Apesar de não ter tido essa oportunidade, Michelle Arrais conseguiu formar-se em arquitetura, área em que atuou por sete anos até decidir investir na vida acadêmica. Ela conta que estudou em uma escola inclusiva e particular, sem intérprete nem disciplina de libras e que, a partir da quinta série, precisou ter um reforço para entender os conteúdos. Na faculdade de arquitetura, teve intérpretes e conseguiu um desempenho melhor.
“O curso de licenciatura de libras foi o melhor curso, acessível para todos; os professores, surdos e ouvintes sabiam sinalizar libras sem ser necessário um intérprete acompanhante. Isso me deixou mais independente e foi marcante na minha vida”, relata. E essa é a proposta da educação bilíngue: alfabetizar as pessoas surdas na língua brasileira de sinais para que, desde crianças, elas possam ter autonomia para se comunicar e aprender.
Famílias – O apoio das famílias é essencial para que as crianças surdas possam desenvolver melhor a língua de sinais.
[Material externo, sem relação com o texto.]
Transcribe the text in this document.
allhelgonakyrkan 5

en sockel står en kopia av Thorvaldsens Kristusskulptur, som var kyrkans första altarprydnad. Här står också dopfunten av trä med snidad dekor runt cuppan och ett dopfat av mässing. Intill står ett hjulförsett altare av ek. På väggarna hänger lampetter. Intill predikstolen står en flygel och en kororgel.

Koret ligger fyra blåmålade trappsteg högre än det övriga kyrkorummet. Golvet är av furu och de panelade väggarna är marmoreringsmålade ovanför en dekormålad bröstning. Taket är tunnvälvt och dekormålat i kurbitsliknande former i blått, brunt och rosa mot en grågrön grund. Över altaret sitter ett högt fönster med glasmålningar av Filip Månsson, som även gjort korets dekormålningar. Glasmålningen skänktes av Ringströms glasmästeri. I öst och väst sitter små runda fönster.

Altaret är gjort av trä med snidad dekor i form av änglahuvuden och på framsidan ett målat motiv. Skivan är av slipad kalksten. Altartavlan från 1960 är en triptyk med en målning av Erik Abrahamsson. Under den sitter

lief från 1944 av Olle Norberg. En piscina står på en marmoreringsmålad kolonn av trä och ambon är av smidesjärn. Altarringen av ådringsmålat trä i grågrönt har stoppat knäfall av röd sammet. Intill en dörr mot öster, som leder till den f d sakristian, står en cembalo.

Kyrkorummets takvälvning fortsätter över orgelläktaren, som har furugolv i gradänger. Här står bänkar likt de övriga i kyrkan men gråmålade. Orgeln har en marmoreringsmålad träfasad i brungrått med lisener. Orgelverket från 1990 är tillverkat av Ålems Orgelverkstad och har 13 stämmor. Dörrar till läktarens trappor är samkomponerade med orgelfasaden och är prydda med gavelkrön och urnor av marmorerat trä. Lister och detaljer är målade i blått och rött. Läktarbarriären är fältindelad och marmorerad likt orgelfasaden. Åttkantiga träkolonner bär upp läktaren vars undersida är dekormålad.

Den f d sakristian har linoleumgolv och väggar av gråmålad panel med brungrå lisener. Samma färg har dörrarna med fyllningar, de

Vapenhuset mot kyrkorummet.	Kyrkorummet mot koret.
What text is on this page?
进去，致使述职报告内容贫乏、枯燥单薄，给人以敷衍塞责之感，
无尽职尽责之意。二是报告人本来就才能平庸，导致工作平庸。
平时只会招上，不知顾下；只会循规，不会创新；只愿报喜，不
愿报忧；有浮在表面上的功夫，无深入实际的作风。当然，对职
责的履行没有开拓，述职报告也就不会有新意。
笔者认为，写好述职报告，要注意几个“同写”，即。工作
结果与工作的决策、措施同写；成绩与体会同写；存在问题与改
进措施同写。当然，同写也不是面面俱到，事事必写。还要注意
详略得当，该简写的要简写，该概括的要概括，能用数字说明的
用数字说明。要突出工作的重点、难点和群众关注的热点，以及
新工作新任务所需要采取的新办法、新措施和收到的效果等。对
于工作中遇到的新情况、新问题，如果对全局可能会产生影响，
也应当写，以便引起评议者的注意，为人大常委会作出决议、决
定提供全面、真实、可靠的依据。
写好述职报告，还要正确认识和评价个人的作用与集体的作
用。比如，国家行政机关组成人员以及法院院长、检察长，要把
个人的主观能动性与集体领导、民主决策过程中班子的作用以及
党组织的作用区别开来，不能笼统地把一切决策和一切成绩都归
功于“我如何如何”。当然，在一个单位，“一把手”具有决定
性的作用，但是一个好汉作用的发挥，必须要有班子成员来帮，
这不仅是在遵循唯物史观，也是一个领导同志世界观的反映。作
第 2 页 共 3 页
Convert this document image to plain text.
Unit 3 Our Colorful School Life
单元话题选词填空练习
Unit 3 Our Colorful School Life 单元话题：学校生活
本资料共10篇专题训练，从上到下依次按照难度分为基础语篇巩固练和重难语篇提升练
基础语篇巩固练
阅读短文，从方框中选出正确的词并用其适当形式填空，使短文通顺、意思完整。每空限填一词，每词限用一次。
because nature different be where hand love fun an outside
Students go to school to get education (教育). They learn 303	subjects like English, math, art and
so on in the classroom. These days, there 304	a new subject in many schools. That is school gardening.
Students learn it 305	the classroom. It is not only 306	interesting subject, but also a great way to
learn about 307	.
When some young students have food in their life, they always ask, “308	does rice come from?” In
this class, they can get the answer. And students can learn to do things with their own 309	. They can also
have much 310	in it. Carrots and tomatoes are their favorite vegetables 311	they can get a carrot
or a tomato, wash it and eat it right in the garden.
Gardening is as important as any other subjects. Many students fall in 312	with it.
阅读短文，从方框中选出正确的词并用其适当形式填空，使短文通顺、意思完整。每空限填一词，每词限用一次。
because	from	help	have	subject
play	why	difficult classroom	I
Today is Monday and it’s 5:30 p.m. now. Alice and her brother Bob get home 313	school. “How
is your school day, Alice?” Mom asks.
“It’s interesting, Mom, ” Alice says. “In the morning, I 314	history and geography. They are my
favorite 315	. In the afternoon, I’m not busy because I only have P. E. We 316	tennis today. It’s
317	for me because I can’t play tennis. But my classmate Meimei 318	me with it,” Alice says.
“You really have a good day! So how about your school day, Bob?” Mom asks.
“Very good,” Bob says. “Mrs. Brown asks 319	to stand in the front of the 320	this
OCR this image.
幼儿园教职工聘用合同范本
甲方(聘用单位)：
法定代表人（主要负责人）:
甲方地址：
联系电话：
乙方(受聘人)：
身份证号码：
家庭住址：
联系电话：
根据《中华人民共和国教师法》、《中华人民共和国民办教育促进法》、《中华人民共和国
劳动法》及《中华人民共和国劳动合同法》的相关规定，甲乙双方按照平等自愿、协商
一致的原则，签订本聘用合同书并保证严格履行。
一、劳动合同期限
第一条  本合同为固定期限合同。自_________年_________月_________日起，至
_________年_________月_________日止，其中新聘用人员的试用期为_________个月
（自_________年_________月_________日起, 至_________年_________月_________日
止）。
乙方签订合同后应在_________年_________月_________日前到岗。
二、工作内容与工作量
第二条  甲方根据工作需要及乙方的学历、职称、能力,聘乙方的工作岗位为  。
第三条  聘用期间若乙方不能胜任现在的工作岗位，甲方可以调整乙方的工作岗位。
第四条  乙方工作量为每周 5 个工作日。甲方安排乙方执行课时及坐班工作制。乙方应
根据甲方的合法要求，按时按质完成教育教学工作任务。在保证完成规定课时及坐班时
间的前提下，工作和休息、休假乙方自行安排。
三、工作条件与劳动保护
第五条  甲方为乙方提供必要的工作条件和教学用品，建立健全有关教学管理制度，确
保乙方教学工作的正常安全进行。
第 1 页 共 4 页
O ideal, afirma Ana Regina Campello, é que os familiares também aprendam a se comunicar em libras o mais cedo possível. “O engajamento da família no aprendizado de libras é fundamental para que todos os possam interagir de maneira harmoniosa, sem conflito, objetivando o alcance de uma melhor comunicação no desenvolvimento dos filhos até a vida adulta”, explica.
“Sempre me orgulhei de ser surda desde nascença e agradeço à minha mãe por ter me ensinado a voar para me tornar independente desde cedo”, conta Michelle. “Atualmente, sou independente e consigo batalhar tudo sozinha, seja com a comunicação oralizada, sinalizada ou em português escrito”, completa.